Isso porque os sindicatos obreiros são os beneficiários das contribuições sobre os trabalhadores não associados e não irão recorrer, como também não o MPT, que, mesmo após o julgamento da ADI 5.794/DF pelo STF, manifesta-se declaradamente avesso à limitação contributiva aos associados ("a cobrança do não associado abrangido pela negociação coletiva não viola a liberdade sindical negativa, pois não resulta em necessária ou obrigatória filiação ao sindicato, assegurado o direito de oposição" - Nota Técnica 3, de 14/05/19, item 17).
Ademais, também os trabalhadores não irão acionar a Justiça em face de um desconto de "1% (um por cento) ao mês dos salários, a partir do mês de julho/2017, limitado ao teto de R$ 53,65 (cinquenta e três reais e sessenta e cinco centavos)" (pág. 553), dada a relação custo benefício, pois nessa demanda nem sequer terão a assistência judiciária dos sindicatos, a par do ônus para os trabalhadores não associados de terem de apresentar sua oposição na sede ou sub-sedes do sindicato (§ 3º da cláusula 66ª).
Nesse sentido, em caso de não reconhecimento do interesse recursal dos sindicatos patronais, ou mesmo de interesse de agir para propor ação anulatória, teríamos lesão a direito cujo acesso ao Judiciário seria vedado na prática, em detrimento do art. 5º, XXXV, da CF.
Assim sendo, preenchidos os pressupostos de admissibilidade comuns a qualquer recurso, CONHEÇO do recurso sindical patronal.
II) MÉRITO
CONTRIBUIÇÃO PARA CUSTEIO DA NEGOCIAÇÃO COLETIVA ABRANGENDO EMPREGADOS NÃO ASSOCIADOS – IMPOSSIBILIDADE - ORIENTAÇÃO JURISPRUDENCIAL 19 DA SDC E PRECEDENTE NORMATIVO 119, AMBOS DO TST - PRECEDENTES DO ARE 1.018.459 E DA ADI 5.794 DO STF – ADEQUAÇÃO DA REDAÇÃO DA CLÁUSULA
Em seu recurso ordinário, a FIESP postula, ao final:
"Requer-se, ainda, seja dado provimento ao apelo para o fito de declarar a nulidade da sentença normativa por ausência de fundamentação conforme razões expostas anteriormente e, com base na teoria da causa madura (art. 1013, § 3º do CPC), profira decisão de mérito, desta feita, levando-se em conta os argumentos esposados pelo recorrente ao longo do processo.

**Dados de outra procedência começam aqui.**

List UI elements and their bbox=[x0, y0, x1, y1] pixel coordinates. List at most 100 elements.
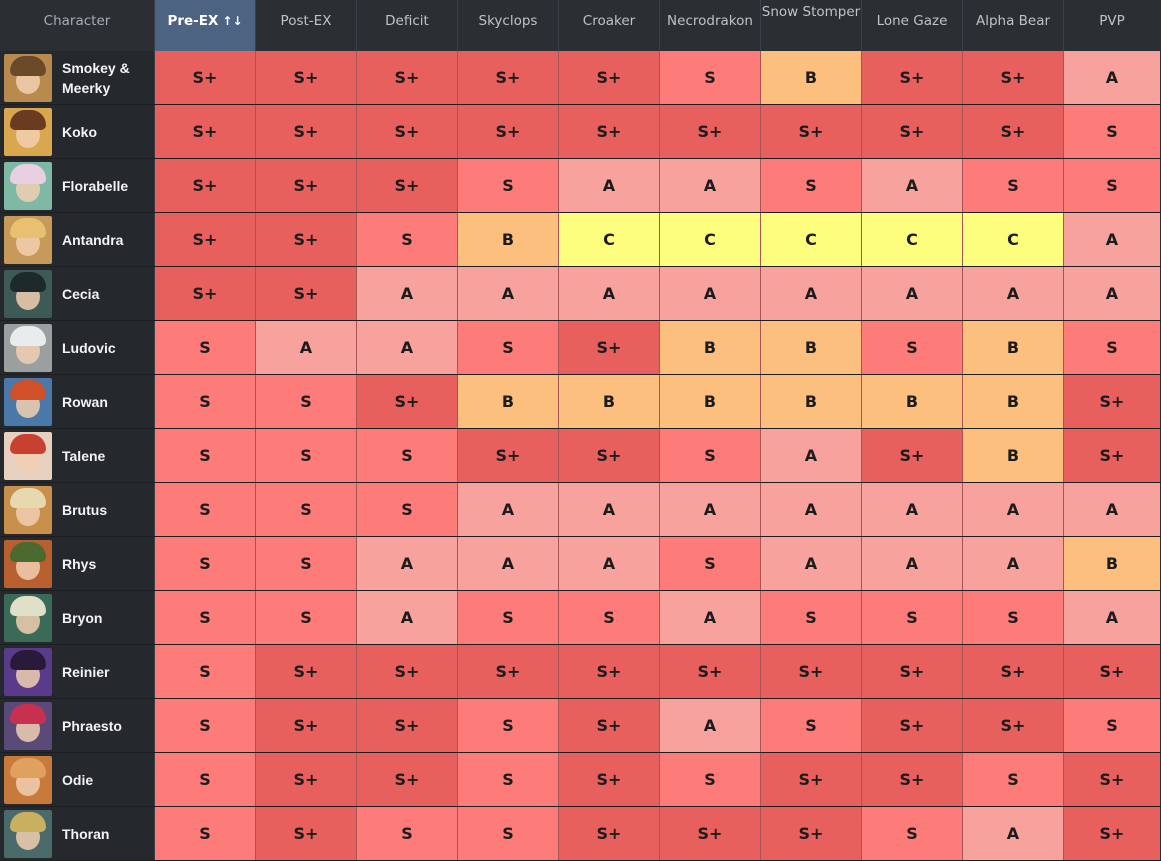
tier-cell-lone-gaze: A bbox=[862, 537, 963, 590]
tier-cell-skyclops: S+ bbox=[458, 645, 559, 698]
character-portrait bbox=[4, 431, 52, 480]
tier-cell-pre-ex: S bbox=[155, 807, 256, 860]
tier-cell-alpha-bear: S+ bbox=[963, 51, 1064, 104]
character-portrait bbox=[4, 539, 52, 588]
character-cell[interactable]: Koko bbox=[0, 105, 155, 158]
column-header-lone-gaze[interactable]: Lone Gaze bbox=[862, 0, 963, 51]
character-cell[interactable]: Reinier bbox=[0, 645, 155, 698]
tier-cell-alpha-bear: S+ bbox=[963, 699, 1064, 752]
portrait-hair bbox=[10, 325, 46, 346]
tier-cell-pvp: A bbox=[1064, 591, 1160, 644]
tier-cell-skyclops: S bbox=[458, 159, 559, 212]
column-header-pvp[interactable]: PVP bbox=[1064, 0, 1160, 51]
tier-cell-alpha-bear: S bbox=[963, 159, 1064, 212]
tier-cell-lone-gaze: S+ bbox=[862, 753, 963, 806]
character-name: Rowan bbox=[62, 393, 108, 410]
character-name: Cecia bbox=[62, 285, 100, 302]
character-cell[interactable]: Talene bbox=[0, 429, 155, 482]
character-cell[interactable]: Brutus bbox=[0, 483, 155, 536]
tier-cell-post-ex: S bbox=[256, 537, 357, 590]
table-row: Bryon S S A S S A S S S A bbox=[0, 591, 1161, 645]
column-header-character[interactable]: Character bbox=[0, 0, 155, 51]
tier-cell-snow-stomper: B bbox=[761, 51, 862, 104]
tier-cell-pre-ex: S+ bbox=[155, 51, 256, 104]
column-header-snow-stomper[interactable]: Snow Stomper bbox=[761, 0, 862, 51]
tier-cell-deficit: S+ bbox=[357, 753, 458, 806]
tier-cell-post-ex: A bbox=[256, 321, 357, 374]
tier-cell-pre-ex: S+ bbox=[155, 267, 256, 320]
tier-cell-deficit: A bbox=[357, 267, 458, 320]
table-body: Smokey & Meerky S+ S+ S+ S+ S+ S B S+ S+ A Koko S+ S+… bbox=[0, 51, 1161, 861]
character-cell[interactable]: Antandra bbox=[0, 213, 155, 266]
character-portrait bbox=[4, 323, 52, 372]
tier-cell-deficit: S+ bbox=[357, 105, 458, 158]
tier-cell-necrodrakon: A bbox=[660, 591, 761, 644]
character-cell[interactable]: Cecia bbox=[0, 267, 155, 320]
portrait-hair bbox=[10, 433, 46, 454]
portrait-hair bbox=[10, 757, 46, 778]
character-cell[interactable]: Smokey & Meerky bbox=[0, 51, 155, 104]
character-cell[interactable]: Thoran bbox=[0, 807, 155, 860]
tier-cell-deficit: S bbox=[357, 429, 458, 482]
table-row: Talene S S S S+ S+ S A S+ B S+ bbox=[0, 429, 1161, 483]
tier-cell-post-ex: S+ bbox=[256, 807, 357, 860]
character-portrait bbox=[4, 107, 52, 156]
character-cell[interactable]: Ludovic bbox=[0, 321, 155, 374]
tier-cell-snow-stomper: A bbox=[761, 429, 862, 482]
character-cell[interactable]: Odie bbox=[0, 753, 155, 806]
column-header-necrodrakon[interactable]: Necrodrakon bbox=[660, 0, 761, 51]
tier-cell-deficit: S+ bbox=[357, 51, 458, 104]
tier-cell-skyclops: B bbox=[458, 375, 559, 428]
character-cell[interactable]: Rhys bbox=[0, 537, 155, 590]
tier-cell-alpha-bear: A bbox=[963, 483, 1064, 536]
character-cell[interactable]: Florabelle bbox=[0, 159, 155, 212]
character-cell[interactable]: Bryon bbox=[0, 591, 155, 644]
tier-cell-croaker: S+ bbox=[559, 105, 660, 158]
tier-cell-snow-stomper: S+ bbox=[761, 807, 862, 860]
character-cell[interactable]: Rowan bbox=[0, 375, 155, 428]
tier-cell-croaker: S+ bbox=[559, 753, 660, 806]
tier-cell-lone-gaze: S+ bbox=[862, 645, 963, 698]
tier-cell-necrodrakon: S bbox=[660, 429, 761, 482]
tier-cell-skyclops: A bbox=[458, 267, 559, 320]
tier-cell-post-ex: S bbox=[256, 375, 357, 428]
tier-cell-pre-ex: S bbox=[155, 429, 256, 482]
tier-cell-alpha-bear: S+ bbox=[963, 645, 1064, 698]
column-header-label: Necrodrakon bbox=[667, 13, 753, 29]
tier-cell-necrodrakon: S bbox=[660, 51, 761, 104]
tier-cell-pvp: S+ bbox=[1064, 645, 1160, 698]
tier-cell-skyclops: S+ bbox=[458, 429, 559, 482]
character-name: Reinier bbox=[62, 663, 110, 680]
character-portrait bbox=[4, 53, 52, 102]
tier-cell-pvp: S bbox=[1064, 699, 1160, 752]
portrait-hair bbox=[10, 217, 46, 238]
column-header-post-ex[interactable]: Post-EX bbox=[256, 0, 357, 51]
tier-cell-alpha-bear: B bbox=[963, 321, 1064, 374]
sort-icon[interactable]: ↑↓ bbox=[222, 14, 243, 28]
tier-cell-post-ex: S bbox=[256, 591, 357, 644]
column-header-label: Alpha Bear bbox=[975, 13, 1051, 29]
table-row: Brutus S S S A A A A A A A bbox=[0, 483, 1161, 537]
tier-cell-alpha-bear: C bbox=[963, 213, 1064, 266]
character-portrait bbox=[4, 485, 52, 534]
tier-cell-deficit: A bbox=[357, 537, 458, 590]
tier-cell-croaker: C bbox=[559, 213, 660, 266]
character-cell[interactable]: Phraesto bbox=[0, 699, 155, 752]
tier-cell-croaker: S bbox=[559, 591, 660, 644]
tier-cell-post-ex: S bbox=[256, 483, 357, 536]
column-header-skyclops[interactable]: Skyclops bbox=[458, 0, 559, 51]
column-header-croaker[interactable]: Croaker bbox=[559, 0, 660, 51]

Alternativamente, no que se refere à contribuição assistencial, requer seja reformada a decisão inferior, que acarreta insegurança jurídica ao determinar o desconto de associados ou não do sindicato mediante autorização dada em assembleia, ferindo a lei e a jurisprudência deste C.TST e E.STF.
Em caso de manutenção, requer-se, ao menos que o desconto seja limitado a 5% (cinco por cento) em substituição aos 12% (doze por cento) estabelecidos pelo Regional, que violou seu próprio PN 21. Deve, ainda, ser determinado que os descontos somente sejam procedidos após o final do prazo de oposição, não ao contrário, como ficou equivocadamente estabelecido na decisão ora combatida" (pág. 762 – grifos nossos).
Ora, a jurisprudência desta Corte é firme no sentido da impossibilidade de se instituir contribuição assistencial a empregados não associados em favor da entidade sindical, independentemente de eventual autorização em assembleia geral da categoria, porquanto afronta diretamente a liberdade de associação constitucionalmente assegurada (cfr. RR-20346-79.2014.5.04.0022, Rel. Min. Luiz Philippe Vieira de Mello Filho, 7ª Turma, DEJT 29/09/17; RR-21007-68.2015.5.04.0751, Rel. Min. Alexandre de Souza Agra Belmonte, 3ª Turma, DEJT 18/08/17; AIRR- 10048-29.2015.5.15.0073, Rel. Min. Alberto Luiz Bresciani de Fontan Pereira, 3ª Turma, DEJT 04/08/17; RR-140-16.2012.5.04.0733, Rel. Min. Delaíde Miranda Arantes, 2ª Turma, DEJT 03/07/17; AIRR- 24694-36.2014.5.24.0006, Rel. Min. Antonio José de Barros Levenhagen, 5ª Turma, DEJT 31/03/17; AIRR-11046-94.2014.5.15.0052, Rel. Min. Maria Helena Mallmann, 2ª Turma, DEJT 23/06/17; AIRR-458-50.2010.5.02.0401, Rel. Min. Cláudio Mascarenhas Brandão, 7ª Turma, DEJT de 13/05/16; RR- 59300-57.2006.5.17.0009, Rel. Min. Lélio Bentes Corrêa, 1ª Turma, DEJT 22/05/15).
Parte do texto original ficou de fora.